The most popular exponent of this movement is Ken Wilber. While Wilber has offered some new thoughts, his work is largely derivative. He synthesizes of the works of scholars and learned practitioners who have been working in the field of human consciousness in much more rigorous ways. These folks are on the cutting edge, trying to create coherent world views that account for not only science but spirit. Those in this movement include psychologists, sociologists, political thinkers, ecologists, physicists, writers, artists, poets and a host of others from a wide variety of disciplines. It seems that we need to be paying particular attention to recognized academics and practitioners working in fields of human developmental psychology, transpersonal psychology, transformative studies, East-West studies, and transformative leadership.[5] Much of this work is groundbreaking and it pointing to future stages of religious development, states of consciousness and paths to growth on individual, organization and societal levels. I firmly believe that these academicians can help us as we begin to think through what is next in store for us as Unitarian Universalists as we seek to regain relevance. We need to stop listening to theologians and start listening to these pioneers.
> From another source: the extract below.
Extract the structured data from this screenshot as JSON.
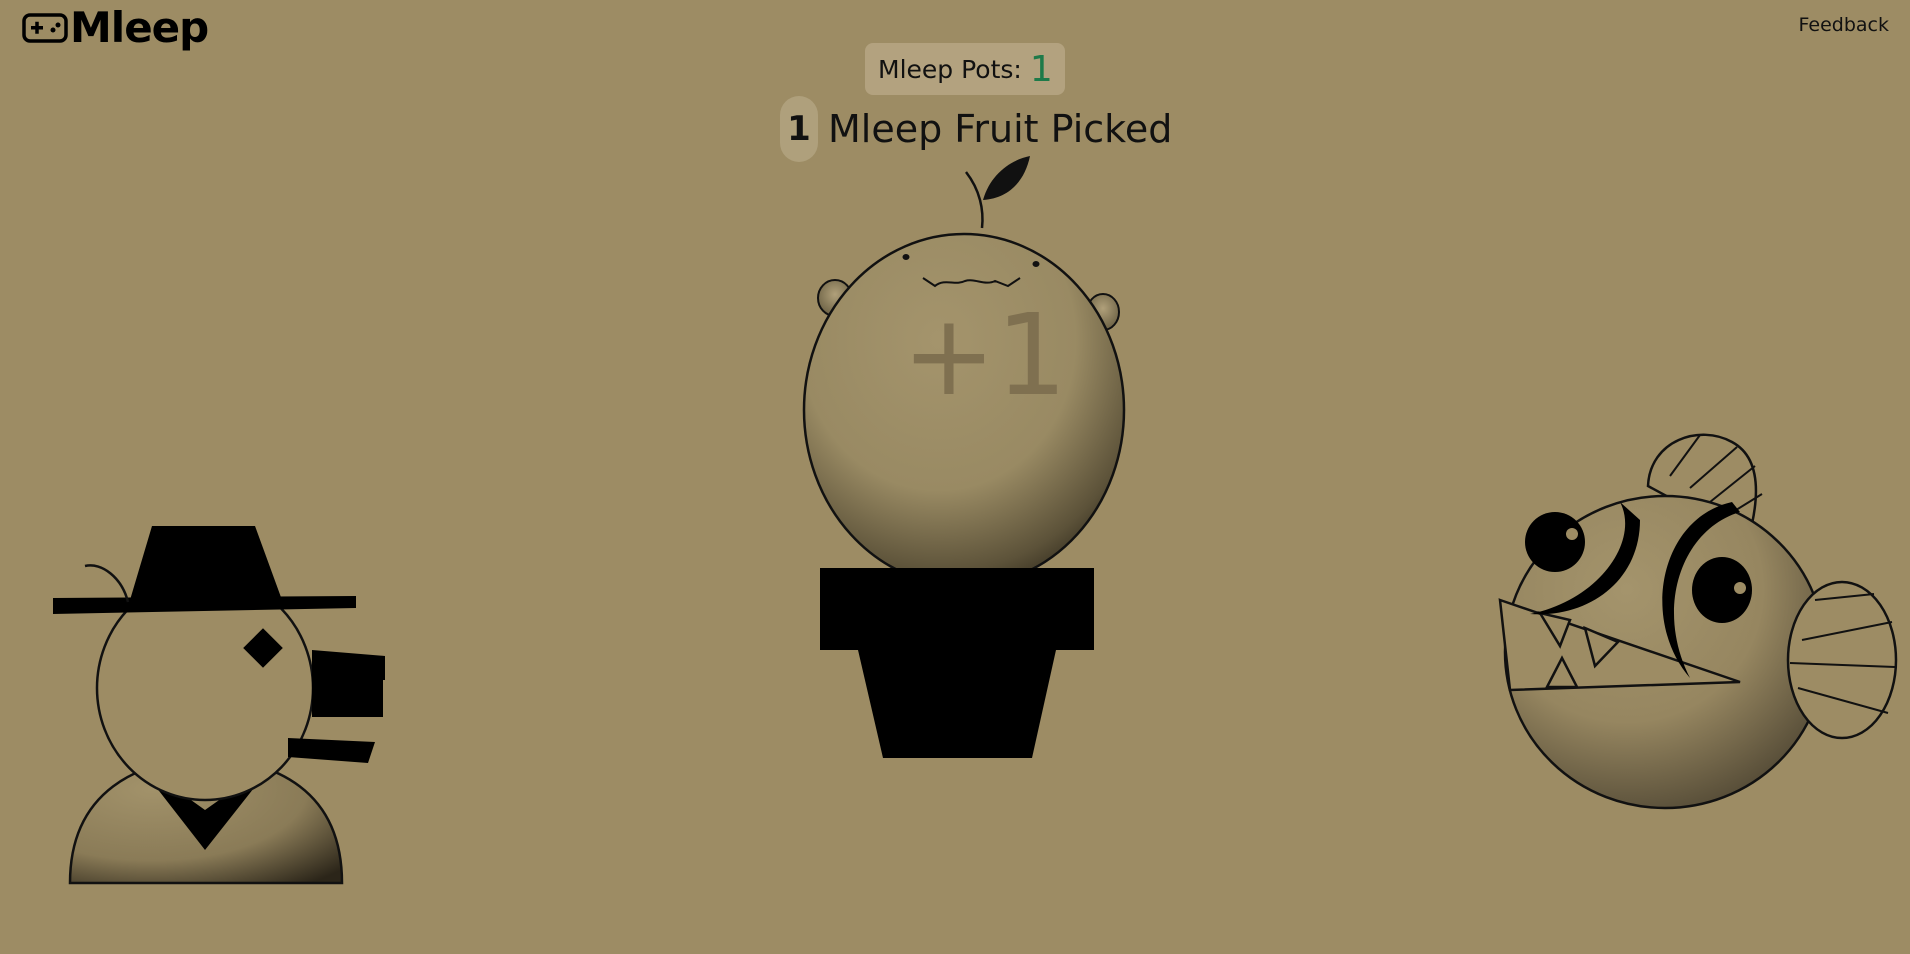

While I agree wholeheartedly with Loehr’s notion that we as Unitarian Universalists espouse the Seven Banalities, I am not sure that I agree that each and every one of them is truly banal. There are two that almost all Unitarian Universalists can recite with heart: the first and the last. These seem to be Noble Truths for us – the inherent worth and dignity of each human and the interconnectedness of existence. And here we have it echoed again – meaning and connection. What seems most interesting is that these ideas lie at the very core of the substance of the work done in the transpersonal disciplines. Perhaps this is a place we can look to begin to find new meaning for a faith that can wrap itself in the lineage of Unitarian Universalism.
[1] The study was sponsored by The Cooperative Congregational Studies Partnership (CCSP), hosted by Hartford Seminary’s Institute for Religion Research.
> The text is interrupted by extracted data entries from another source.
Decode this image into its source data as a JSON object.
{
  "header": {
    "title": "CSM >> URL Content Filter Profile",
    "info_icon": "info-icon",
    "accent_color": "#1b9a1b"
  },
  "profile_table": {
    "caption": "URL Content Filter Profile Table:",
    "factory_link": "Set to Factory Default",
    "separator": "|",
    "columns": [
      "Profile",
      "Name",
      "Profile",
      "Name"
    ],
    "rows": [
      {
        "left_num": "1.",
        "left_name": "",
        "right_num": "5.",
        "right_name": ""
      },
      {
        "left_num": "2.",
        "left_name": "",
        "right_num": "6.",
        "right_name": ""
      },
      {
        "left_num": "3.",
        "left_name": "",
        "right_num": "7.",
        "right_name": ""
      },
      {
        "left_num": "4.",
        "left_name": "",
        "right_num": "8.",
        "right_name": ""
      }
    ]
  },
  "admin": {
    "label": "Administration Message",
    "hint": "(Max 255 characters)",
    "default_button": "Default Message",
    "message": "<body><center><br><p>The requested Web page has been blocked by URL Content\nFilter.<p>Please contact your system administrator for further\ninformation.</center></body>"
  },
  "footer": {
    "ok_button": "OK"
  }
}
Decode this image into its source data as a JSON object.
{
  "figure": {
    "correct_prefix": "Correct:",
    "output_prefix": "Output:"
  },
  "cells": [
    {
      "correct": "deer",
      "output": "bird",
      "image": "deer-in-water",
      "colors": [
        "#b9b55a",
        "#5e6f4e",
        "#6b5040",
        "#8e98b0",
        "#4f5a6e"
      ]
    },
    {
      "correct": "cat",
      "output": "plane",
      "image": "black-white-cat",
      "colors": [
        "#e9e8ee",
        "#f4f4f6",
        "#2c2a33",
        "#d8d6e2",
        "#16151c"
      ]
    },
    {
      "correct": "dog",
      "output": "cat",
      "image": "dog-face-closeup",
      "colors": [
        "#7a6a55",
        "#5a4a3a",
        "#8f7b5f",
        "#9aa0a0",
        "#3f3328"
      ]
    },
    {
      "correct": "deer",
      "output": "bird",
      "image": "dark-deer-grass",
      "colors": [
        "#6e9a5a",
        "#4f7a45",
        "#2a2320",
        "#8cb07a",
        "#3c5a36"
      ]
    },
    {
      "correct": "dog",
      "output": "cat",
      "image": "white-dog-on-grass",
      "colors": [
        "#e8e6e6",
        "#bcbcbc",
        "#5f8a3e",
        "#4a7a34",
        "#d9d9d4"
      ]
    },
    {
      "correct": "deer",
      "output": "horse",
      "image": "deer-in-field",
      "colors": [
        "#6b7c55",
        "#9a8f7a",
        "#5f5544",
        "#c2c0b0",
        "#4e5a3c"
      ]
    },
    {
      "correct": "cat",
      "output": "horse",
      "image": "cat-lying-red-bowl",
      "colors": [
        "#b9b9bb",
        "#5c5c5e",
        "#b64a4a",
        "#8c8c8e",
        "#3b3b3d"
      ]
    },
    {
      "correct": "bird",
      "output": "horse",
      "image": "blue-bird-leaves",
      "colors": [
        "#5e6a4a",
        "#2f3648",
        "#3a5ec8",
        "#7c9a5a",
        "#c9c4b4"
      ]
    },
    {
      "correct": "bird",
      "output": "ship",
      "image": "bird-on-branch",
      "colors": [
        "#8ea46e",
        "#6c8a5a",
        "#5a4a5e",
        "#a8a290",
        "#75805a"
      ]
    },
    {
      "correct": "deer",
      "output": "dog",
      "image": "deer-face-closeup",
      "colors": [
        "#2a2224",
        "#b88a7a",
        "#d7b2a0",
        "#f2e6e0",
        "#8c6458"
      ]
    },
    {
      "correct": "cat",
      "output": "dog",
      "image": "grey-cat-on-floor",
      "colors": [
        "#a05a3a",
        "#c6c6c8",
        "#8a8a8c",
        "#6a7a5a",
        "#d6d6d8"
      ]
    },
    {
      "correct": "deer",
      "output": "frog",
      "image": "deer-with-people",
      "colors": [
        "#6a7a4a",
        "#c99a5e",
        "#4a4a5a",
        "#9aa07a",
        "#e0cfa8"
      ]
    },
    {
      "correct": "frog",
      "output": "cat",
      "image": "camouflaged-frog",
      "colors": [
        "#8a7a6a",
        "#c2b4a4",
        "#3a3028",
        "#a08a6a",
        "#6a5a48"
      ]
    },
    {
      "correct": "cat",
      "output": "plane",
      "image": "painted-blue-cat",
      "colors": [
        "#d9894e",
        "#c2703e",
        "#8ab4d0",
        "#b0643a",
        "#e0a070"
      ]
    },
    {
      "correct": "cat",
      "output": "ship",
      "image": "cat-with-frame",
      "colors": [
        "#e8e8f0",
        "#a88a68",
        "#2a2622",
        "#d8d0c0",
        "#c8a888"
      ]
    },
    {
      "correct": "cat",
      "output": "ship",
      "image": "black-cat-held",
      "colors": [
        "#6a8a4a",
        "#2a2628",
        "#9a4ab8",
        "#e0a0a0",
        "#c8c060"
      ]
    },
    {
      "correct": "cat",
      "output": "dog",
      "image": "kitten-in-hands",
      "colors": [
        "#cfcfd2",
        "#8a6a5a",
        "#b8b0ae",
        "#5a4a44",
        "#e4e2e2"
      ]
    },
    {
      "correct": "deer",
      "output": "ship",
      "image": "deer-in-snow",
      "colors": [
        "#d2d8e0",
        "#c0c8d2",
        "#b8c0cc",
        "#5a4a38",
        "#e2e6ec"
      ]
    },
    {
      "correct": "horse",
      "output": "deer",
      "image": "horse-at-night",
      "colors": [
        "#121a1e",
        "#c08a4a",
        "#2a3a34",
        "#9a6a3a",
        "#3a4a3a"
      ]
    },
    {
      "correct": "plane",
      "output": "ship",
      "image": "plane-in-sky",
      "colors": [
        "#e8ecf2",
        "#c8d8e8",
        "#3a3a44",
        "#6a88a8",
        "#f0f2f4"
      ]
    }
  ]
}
[2] The Evangelical movement can be seen as a response to this world view. It is a reactionary response to what it sees as the emptiness of modernity. The problem is that it offers no new solutions, only a pre-rationalist worldview at odds with the evolutionary progress of society.
[3] I will not address here the nature of community. Much could be written about it. My own sense of the importance of community grows out a central observation about the nature of the Judeo-Christian tradition. It seems that the core genius of the Jewish tradition and the gospel as taught by Jesus is that salvation is not ultimately about an individual experience. Salvation comes through being inducted into community. Salvation comes from being one of the Chosen People or being part of the Kingdom of God.
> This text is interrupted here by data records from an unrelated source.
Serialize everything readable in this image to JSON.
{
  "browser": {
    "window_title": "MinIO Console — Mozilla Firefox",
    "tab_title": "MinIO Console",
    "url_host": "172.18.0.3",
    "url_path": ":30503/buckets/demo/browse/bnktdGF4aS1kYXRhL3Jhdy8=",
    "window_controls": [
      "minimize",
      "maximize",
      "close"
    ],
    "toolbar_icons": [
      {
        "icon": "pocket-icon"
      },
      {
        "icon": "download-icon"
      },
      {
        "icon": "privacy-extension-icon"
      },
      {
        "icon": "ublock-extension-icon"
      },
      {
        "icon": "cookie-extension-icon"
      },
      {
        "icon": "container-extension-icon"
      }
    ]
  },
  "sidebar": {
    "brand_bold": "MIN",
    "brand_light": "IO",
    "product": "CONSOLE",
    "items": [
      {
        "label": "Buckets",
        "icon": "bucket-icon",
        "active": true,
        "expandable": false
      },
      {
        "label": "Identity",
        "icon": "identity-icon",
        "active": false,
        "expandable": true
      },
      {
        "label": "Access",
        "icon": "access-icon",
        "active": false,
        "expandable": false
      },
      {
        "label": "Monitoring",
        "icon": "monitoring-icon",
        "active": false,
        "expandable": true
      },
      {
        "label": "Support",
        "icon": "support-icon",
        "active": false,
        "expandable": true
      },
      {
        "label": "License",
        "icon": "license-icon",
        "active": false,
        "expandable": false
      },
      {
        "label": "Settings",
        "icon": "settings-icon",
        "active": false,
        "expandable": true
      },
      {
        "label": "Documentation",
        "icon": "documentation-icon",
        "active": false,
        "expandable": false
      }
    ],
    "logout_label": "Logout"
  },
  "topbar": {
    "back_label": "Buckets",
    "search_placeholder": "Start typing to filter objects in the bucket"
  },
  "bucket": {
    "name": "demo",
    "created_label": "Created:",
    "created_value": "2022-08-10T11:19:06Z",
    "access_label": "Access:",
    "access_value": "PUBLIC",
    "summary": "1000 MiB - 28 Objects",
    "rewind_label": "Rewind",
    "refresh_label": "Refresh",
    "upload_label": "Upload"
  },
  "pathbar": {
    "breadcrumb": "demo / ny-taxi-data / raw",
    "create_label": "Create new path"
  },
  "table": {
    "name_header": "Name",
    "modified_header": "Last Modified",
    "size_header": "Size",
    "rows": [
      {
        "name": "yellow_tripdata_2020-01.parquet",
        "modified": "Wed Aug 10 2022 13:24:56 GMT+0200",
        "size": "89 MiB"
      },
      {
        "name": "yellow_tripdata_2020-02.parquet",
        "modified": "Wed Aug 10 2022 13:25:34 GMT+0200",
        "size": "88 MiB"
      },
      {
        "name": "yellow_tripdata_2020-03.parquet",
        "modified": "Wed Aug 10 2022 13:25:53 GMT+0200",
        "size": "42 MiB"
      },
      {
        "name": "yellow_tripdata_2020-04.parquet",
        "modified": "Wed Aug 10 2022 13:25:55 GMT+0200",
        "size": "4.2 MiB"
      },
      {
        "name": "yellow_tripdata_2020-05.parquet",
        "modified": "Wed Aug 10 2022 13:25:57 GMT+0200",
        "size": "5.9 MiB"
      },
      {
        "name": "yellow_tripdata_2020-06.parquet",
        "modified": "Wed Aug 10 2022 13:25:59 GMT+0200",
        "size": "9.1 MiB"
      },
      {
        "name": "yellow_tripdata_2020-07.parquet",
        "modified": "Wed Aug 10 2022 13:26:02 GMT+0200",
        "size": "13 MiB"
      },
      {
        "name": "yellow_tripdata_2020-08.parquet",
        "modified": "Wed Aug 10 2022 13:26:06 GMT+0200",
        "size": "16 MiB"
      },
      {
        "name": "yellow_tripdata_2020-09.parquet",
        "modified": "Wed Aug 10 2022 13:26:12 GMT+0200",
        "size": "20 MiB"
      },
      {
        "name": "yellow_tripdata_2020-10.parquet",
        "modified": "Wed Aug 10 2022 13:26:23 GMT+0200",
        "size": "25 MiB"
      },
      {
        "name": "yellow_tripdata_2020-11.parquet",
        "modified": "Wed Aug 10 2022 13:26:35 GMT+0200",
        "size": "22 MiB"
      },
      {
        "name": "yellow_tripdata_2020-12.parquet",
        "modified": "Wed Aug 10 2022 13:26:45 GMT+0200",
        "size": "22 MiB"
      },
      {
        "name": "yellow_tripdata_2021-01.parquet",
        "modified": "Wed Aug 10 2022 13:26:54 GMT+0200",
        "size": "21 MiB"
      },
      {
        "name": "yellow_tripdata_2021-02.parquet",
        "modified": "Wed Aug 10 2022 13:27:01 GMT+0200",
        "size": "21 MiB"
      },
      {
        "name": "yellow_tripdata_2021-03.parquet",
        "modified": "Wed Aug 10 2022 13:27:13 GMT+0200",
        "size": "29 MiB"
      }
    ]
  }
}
[4] This book is one of the most influential but least read books of the 20th Century. The leaders of the human potential movement (the late 20th Century’s response to existentialism) were dramatically and powerfully influenced, whether they were aware of it or not, by Aurobindo’s writings.
[5] A search in Wikipedia on developmental psychology and transpersonal psychology will provide the names of some scholars. Schools that are focused on this include California Institute of Integral Studies and Saybrook Graduate School and Research Center.